Abstract

Numerous geochronological and geochemical studies of the Late Triassic granite plutons in the Qinling orogen have been conducted over the past few decades. These studies have extensively discussed the genesis and correlations of granite plutons with the collisional processes between the North and South China blocks. However, several contradictory conclusions on the tectonic settings of these plutons (subduction, syncollision, postcollision, or intraplate) have been reached. Moreover, in all these studies, compressional or extensional structures have been always considered to control the magma emplacement, but no direct evidence has been presented so far. In order to clarify the emplacement mechanism of these Late Triassic plutons and avoid the ambiguities from purely geochemical studies, we conducted a multidisciplinary structural study on the Mishuling pluton in West Qinling, one of the biggest Late Triassic plutons in the orogen.

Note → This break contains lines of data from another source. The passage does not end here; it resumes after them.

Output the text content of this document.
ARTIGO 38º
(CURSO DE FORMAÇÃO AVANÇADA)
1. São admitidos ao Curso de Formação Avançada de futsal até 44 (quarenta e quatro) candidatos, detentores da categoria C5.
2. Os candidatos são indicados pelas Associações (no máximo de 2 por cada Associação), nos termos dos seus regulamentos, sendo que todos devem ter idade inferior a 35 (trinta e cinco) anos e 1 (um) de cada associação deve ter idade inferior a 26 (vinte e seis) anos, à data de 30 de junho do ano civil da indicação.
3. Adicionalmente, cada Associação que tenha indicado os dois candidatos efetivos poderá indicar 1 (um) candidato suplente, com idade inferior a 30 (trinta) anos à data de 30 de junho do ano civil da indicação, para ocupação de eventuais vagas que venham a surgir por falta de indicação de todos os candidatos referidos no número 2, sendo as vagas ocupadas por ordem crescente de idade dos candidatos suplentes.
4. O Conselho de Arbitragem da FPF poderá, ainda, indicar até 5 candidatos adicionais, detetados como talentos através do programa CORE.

New single-grain zircon dating confirmed that the Mishuling pluton was emplaced at 212 ± 2 Ma. Gravity investigations show an overall wedge shape to the pluton: A deep root is located in its western part, the thickness gradually decreases to the east, and it finally pinches out at its eastern extremity. We studied internal structures of the Mishuling pluton through field, microscopic, and AMS (anisotropy of magnetic susceptibility) observations, which show that the pluton did not undergo penetrative secondary deformation, and preserved cryptic internal fabrics were mainly acquired during the final stage of emplacement. In the western part of the pluton, internal fabrics display a concentric pattern. In the eastern part, the lineations mainly plunge west, while the foliations form an analogous W-plunging synform, mainly dipping SW in the northern part and dipping NW in the southern part. The three-dimensional shape and internal structures of the Mishuling pluton are concordant with the wrench tectonics of country rocks that developed during the late stage of the Late Triassic collision between the North and South China blocks. We propose an integrated emplacement model involving both the three-dimensional shape and internal fabrics of the Mishuling pluton, and regional structures of the country rocks. In this model, the magma rose in the western part and then spread eastward parallel to the regional strike-slip movements.